Two months ago, I lost my job.
Breaking the news to my family was one the more difficult things I had to do, but as always, they were supportive and encouraging.
When I broke the news to my friends, however, many of them replied, “Alright, so what’s the plan for you to make this next move your best move?”
Like many millennials, my friends and I thrive on communicating via Google Hangout throughout the day. We use this portal to converse about everything from work to plans for happy hour. But the one common thread I noticed from my friends’ responses to my sudden unemployment is this: they all wanted me to work for myself.
HUH? WHAT? HOW SWAY?!
Now don’t get me wrong, I was flattered by their encouraging words. But the idea of working for myself seemed overwhelming, daunting and downright scary. So I did what any millennial would do when they think their friends have gone off the deep end – turn to my personal and professional mentors for some quality adult advice.
Similar to breaking the news to my family, it was tough to inform my mentors that I had lost my job. But they too were extremely supportive, and offered to serve as references for any positions that I applied for. As for advice on next steps? “Follow your heart,” one mentor said. “Do what makes you happy,” another one said. “Figure out what it is you want, and go for it,” a third one chimed.
Hmm…all sound advice. And while I love, admire and respect my mentors greatly, perhaps it was time to revisit what my friends had said and create my own path to success.

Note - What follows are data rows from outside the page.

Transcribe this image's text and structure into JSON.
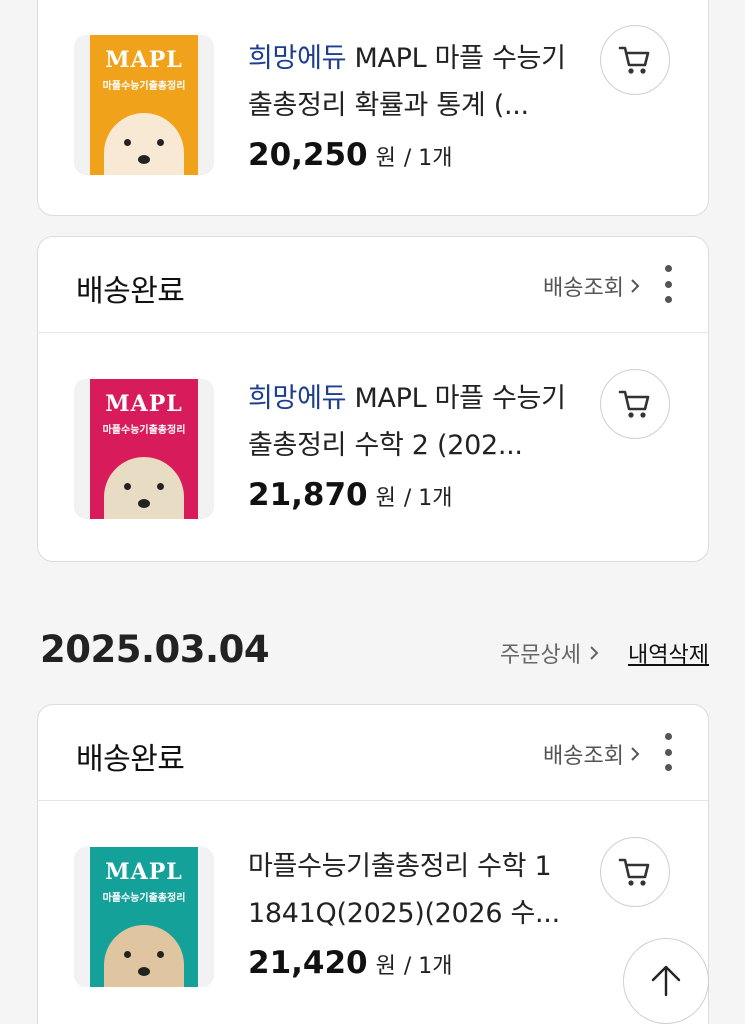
{
  "orders": [
    {
      "status": "",
      "item": {
        "brand": "희망에듀",
        "title": " MAPL 마플 수능기출총정리 확률과 통계 (...",
        "price": "20,250",
        "unit": "원",
        "qty": "/ 1개",
        "cover": {
          "logo": "MAPL",
          "subtitle": "마플수능기출총정리",
          "bg": "#f0a21a",
          "face": "#f7e9d4",
          "ink": "#ffe600"
        }
      }
    },
    {
      "status": "배송완료",
      "track_label": "배송조회",
      "item": {
        "brand": "희망에듀",
        "title": " MAPL 마플 수능기출총정리 수학 2 (202...",
        "price": "21,870",
        "unit": "원",
        "qty": "/ 1개",
        "cover": {
          "logo": "MAPL",
          "subtitle": "마플수능기출총정리",
          "bg": "#d81b5a",
          "face": "#e9dcc4",
          "ink": "#ffffff"
        }
      }
    },
    {
      "status": "배송완료",
      "track_label": "배송조회",
      "item": {
        "brand": "",
        "title": "마플수능기출총정리 수학 1 1841Q(2025)(2026 수...",
        "price": "21,420",
        "unit": "원",
        "qty": "/ 1개",
        "cover": {
          "logo": "MAPL",
          "subtitle": "마플수능기출총정리",
          "bg": "#14a19a",
          "face": "#e0c6a0",
          "ink": "#ffffff"
        }
      }
    }
  ],
  "date_section": {
    "date": "2025.03.04",
    "detail_label": "주문상세",
    "delete_label": "내역삭제"
  },
  "icons": {
    "cart": "cart-icon",
    "kebab": "more-vertical-icon",
    "chevron": "chevron-right-icon",
    "top": "arrow-up-icon"
  }
}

The thing I’ve learned to love about my friends is that they know me best. From what makes me tick to what makes me giggle like a schoolgirl, they are fully aware of the makings and constant evolution of Chasity Shantel Cooper.
As I actively continue my job search, here are three reasons why I think my friends have made great career guides:
1. They aren’t afraid to call me out on my stuff, and challenge me to be better. Upon the dismissal from my last job, one of my friends candidly asked, “what went wrong?” And this wasn’t in any way to point the finger of blame in my direction or to make me feel terrible about losing my job, but it was to simply encourage me to figure out what I learned from this situation, and how I can take those lessons into the next position. With that, I wrote a long list of things I did correctly and incorrectly, and how I hope to improve upon them in my next position. This exercise allowed me to reflect and check myself in a major way.
2. They have pushed me to pursue my purpose, which will then lead to my passion. Yes, I am passionate about the millennial generation, but that passion isn’t immediately going to have companies banging down my door. “It’s important to position yourself as expert, and highlight the value you bring to an organization,” one of my friends said during one of our many Google Hangouts. “Social media strategy is your jam – being a millennial just happens to be the icing on the cake. So let your skill set speak for itself, and bring that millennial perspective to the table as a sweet add-on.” Looks like it may be time to pivot, huh? 😉
3. Finally, they continue to recognize my potential to be great even when I can’t see it in myself. I can recall several times in these past few months when I’ve covered my computer keyboard in tears completely overwhelmed and frustrated with my current situation. And at my lowest moments, is often when one of my friends will send me a word of encouragement, or a job opportunity that they think will be a good fit for me. They have also reminded me this moment is only temporary. “Continue to do what you’re doing – it’s not going unnoticed,” one of my friends texted me a few weeks ago. Even when I’m down in the dumps, my friends (and family too) see a light in me that just can’t be extinguished, and for that I am forever grateful.